Second, to ensure controlled water flow, hydrophobin proteins seal fungi cells while aquaporin proteins regulate flow in a way optimal for the cells. Next, chemotaxis was investigated, showing that fungi are attracted to nutrient-dense substances. Having such an “internal compass” is useful in large bodies of water where nutrients are scarce or far apart. Chemotaxis also plays a role in aquatic fungi reproduction, as the release of sirenin encourages prolonged movement of male gametes toward female ones, and the release of parisin attracts female gametes to male spores. This is especially useful in aquatic environments, where spores have little control over where they end up due to currents. Interestingly, this design solution can help with human contraception, as sirenin can be modified to block calcium ion channels in human sperm.
Third, quorum sensing used by aquatic fungi as a form of communication was examined. Quorum sensing allows fungi to sense where their fellow fungi are in the water through the release of various signaling compounds which are an indicator of aquatic fungi density.

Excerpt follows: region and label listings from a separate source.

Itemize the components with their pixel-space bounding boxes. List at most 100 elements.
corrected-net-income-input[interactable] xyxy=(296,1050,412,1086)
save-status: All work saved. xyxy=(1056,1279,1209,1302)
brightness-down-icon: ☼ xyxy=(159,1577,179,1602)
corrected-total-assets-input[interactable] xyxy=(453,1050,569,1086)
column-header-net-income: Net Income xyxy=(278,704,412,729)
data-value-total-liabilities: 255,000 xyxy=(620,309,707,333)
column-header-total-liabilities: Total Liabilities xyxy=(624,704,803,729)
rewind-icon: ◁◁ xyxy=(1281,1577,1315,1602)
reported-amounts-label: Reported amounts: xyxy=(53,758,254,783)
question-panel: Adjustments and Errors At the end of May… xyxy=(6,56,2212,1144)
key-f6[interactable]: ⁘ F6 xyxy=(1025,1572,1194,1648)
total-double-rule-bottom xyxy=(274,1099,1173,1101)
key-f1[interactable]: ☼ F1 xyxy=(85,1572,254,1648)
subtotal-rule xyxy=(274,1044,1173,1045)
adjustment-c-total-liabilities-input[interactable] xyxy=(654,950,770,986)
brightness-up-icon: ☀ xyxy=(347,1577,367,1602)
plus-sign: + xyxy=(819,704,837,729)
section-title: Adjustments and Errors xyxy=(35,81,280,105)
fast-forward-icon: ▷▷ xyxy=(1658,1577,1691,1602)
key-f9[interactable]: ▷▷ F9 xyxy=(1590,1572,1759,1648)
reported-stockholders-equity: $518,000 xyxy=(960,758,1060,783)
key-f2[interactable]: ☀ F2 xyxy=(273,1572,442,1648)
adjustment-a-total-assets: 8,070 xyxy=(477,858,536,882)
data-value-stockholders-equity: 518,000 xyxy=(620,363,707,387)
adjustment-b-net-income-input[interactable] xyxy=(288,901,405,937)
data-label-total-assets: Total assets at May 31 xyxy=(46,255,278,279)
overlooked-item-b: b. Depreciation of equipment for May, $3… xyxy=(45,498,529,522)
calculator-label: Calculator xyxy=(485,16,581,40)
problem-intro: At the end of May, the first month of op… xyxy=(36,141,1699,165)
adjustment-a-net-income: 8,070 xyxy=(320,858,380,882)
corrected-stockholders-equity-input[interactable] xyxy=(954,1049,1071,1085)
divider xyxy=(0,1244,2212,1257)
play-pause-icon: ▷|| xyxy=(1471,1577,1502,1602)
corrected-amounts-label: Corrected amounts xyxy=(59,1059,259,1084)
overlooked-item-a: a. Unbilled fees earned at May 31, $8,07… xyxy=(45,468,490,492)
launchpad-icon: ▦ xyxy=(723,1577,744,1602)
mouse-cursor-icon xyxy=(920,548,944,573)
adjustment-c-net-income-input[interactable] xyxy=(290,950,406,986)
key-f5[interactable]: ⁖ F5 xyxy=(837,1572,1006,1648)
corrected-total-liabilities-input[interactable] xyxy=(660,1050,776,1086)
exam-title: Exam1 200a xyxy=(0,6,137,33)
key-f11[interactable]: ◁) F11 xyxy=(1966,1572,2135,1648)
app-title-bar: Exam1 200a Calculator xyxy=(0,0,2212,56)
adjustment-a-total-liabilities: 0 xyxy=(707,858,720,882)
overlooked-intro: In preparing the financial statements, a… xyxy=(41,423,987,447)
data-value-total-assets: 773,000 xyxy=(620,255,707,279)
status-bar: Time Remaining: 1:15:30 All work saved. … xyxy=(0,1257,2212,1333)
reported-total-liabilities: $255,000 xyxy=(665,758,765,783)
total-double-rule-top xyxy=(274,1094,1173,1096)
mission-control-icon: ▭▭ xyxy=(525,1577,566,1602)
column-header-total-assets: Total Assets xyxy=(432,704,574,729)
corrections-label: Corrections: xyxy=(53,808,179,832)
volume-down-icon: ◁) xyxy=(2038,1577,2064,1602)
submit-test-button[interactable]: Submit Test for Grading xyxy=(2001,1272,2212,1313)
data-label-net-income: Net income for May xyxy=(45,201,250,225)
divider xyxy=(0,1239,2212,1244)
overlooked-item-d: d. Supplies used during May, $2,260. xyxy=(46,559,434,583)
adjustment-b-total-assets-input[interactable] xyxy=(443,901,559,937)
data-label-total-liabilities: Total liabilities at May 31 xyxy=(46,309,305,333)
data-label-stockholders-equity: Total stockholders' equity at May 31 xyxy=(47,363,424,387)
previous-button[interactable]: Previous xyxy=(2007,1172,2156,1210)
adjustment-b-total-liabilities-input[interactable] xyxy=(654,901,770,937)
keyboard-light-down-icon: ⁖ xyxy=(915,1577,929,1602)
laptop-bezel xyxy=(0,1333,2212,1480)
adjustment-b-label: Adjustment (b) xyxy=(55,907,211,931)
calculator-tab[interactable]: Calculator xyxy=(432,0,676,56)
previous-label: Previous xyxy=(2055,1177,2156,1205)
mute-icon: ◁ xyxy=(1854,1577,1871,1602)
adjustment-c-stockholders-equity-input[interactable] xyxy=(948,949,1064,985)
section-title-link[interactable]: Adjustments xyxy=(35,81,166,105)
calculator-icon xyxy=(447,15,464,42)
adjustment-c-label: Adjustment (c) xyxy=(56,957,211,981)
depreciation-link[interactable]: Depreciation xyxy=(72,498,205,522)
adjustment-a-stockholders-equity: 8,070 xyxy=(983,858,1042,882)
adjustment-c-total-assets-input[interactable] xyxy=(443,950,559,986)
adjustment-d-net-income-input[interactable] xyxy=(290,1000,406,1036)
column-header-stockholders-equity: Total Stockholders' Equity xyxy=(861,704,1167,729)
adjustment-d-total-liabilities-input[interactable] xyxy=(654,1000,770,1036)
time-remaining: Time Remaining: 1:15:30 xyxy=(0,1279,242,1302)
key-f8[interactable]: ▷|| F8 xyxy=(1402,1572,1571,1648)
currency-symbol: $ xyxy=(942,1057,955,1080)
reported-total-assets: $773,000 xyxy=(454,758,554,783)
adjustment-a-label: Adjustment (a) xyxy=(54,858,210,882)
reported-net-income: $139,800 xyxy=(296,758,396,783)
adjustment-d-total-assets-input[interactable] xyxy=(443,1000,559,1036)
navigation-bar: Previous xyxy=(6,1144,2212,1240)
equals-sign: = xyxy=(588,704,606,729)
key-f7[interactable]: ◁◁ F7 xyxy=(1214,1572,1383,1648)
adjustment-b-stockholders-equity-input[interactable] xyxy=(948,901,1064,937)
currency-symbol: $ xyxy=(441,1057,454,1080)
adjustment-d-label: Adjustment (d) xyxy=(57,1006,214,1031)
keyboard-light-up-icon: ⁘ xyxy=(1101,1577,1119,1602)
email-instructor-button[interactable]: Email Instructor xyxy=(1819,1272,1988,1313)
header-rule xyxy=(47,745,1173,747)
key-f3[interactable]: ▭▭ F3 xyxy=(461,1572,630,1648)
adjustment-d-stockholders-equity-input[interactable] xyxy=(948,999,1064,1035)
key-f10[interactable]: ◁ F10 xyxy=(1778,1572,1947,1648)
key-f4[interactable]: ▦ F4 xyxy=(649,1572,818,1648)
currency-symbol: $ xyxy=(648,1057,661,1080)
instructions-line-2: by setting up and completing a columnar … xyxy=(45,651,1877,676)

Fourth, aquatic fungi’s ability to move nutrients into other trophic levels was explored. Through their unique enzymes, aquatic fungi break down coarse particle organic matter, gaining nutrients and energy, but also making it palatable for other aquatic organisms who do not have the enzymes needed for this breakdown. The various structures of aquatic hyphomycete spores are specially designed to attach to leaves such that contact with the greatest amount of surface area is achieved to optimize chemical reactions. Additionally, aquatic fungi are engineered such that they digest food outside of their body and absorb only the nutrients. This is useful since they live in their nutrient source (substrate).
Finally, the fascinating filtration properties of aquatic fungi are investigated. To humans, plastics, oils, pesticides, heavy metals, and organic pollutants are seen as waste, but to aquatic fungi, they are a source of nutrients. With the help of fungi, some amounts of these (as well as other pollutants) can slowly be removed from the Earth’s bodies of water. The intricate adaptations and multifaceted capabilities of aquatic fungi not only shed light on their survival strategies but also hold promise for addressing pressing environmental challenges.